É verdade, eu lembro da escola onde minha mãe dava aula que se preparava toda para "inspeção surpresa" da Secretaria de Educação. Sei que é radical mas, em relação à China, não dá para confiar em nada que vem de lá.

Jorge Nobre said...

Quanto as complexas ligações comerciais, bem, você pode ter razão.
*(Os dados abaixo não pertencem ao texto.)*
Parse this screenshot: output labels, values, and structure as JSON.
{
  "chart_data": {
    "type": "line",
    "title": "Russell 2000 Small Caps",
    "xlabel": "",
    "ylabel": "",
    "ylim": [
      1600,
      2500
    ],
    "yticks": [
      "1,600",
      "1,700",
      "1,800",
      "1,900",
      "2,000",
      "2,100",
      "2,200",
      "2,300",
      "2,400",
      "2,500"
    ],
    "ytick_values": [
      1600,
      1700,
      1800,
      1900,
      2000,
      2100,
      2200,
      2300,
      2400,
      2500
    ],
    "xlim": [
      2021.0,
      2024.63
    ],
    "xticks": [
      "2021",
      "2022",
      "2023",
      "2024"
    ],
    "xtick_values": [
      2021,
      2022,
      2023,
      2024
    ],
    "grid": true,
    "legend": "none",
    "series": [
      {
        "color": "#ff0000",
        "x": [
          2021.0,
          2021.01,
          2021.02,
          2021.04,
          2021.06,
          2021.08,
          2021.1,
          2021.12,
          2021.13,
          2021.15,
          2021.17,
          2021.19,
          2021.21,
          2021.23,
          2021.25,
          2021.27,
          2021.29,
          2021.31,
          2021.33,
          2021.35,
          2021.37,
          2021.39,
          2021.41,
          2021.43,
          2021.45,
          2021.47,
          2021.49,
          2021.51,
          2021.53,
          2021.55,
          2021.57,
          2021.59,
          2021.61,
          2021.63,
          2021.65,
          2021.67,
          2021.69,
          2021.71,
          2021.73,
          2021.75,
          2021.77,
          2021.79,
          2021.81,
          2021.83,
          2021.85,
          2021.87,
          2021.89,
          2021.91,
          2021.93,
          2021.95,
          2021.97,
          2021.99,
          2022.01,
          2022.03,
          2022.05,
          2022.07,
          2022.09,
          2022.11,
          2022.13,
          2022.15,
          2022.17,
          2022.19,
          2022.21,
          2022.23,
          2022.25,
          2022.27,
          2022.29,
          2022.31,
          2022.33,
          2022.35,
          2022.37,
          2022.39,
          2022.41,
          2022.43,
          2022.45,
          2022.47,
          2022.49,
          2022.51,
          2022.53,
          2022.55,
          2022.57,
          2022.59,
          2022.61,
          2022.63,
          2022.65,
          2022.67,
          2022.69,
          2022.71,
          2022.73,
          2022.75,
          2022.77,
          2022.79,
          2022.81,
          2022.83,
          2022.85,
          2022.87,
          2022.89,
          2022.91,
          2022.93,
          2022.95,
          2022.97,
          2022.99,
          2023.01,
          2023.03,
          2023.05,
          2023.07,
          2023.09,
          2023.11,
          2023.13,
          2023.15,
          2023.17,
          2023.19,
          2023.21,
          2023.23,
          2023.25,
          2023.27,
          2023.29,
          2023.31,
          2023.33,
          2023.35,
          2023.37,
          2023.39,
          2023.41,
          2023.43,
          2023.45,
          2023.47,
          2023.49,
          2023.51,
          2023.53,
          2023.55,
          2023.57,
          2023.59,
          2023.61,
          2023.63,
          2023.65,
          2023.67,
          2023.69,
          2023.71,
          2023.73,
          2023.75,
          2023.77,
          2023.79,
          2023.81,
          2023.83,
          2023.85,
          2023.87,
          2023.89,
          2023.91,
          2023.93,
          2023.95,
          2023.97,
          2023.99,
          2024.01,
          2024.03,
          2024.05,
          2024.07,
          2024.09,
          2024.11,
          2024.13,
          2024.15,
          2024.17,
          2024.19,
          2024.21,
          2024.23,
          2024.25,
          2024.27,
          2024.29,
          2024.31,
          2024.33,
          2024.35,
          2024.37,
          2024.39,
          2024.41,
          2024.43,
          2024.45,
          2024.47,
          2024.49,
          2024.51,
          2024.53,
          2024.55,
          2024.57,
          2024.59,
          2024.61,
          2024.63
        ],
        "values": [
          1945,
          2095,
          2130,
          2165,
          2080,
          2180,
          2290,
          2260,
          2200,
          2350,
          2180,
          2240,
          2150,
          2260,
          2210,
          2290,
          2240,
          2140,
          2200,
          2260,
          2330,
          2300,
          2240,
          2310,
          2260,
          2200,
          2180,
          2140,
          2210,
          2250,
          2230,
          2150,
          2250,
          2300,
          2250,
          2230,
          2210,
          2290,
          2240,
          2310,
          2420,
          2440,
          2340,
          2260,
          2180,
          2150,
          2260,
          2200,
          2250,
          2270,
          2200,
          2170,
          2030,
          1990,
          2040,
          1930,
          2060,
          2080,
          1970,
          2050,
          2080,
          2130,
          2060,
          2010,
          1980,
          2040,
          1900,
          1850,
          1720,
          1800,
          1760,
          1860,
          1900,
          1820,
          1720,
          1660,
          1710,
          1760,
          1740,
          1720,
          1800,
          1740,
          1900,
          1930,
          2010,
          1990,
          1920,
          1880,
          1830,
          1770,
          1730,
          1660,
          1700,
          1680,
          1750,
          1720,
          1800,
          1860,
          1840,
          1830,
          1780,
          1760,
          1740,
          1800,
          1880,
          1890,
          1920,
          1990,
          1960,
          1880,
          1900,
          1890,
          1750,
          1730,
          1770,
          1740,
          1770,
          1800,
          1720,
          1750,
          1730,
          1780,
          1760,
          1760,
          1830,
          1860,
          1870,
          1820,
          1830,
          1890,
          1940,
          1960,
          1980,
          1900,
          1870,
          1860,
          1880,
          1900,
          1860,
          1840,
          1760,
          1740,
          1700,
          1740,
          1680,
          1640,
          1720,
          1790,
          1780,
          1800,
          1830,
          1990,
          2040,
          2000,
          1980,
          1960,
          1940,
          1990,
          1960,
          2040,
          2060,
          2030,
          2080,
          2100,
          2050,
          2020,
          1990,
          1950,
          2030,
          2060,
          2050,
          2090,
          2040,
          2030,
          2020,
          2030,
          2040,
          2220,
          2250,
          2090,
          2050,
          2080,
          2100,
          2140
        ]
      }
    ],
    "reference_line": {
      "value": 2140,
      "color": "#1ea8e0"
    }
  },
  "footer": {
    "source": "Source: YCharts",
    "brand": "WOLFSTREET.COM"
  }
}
Só que antes da Primeira Grande Guerra o maior parceiro comercial da Inglaterra era a Alemnha do Kaiser.

Os homens que governam a China precisam manter as "complexas relações comerciais" com os EUA para permanecerem no poder? Provavelmente não. Precisam manter uma ditadura horrenda? Sim. Longe de mim achar que estou certo em tudo, só que acho que temos que levar isso em conta.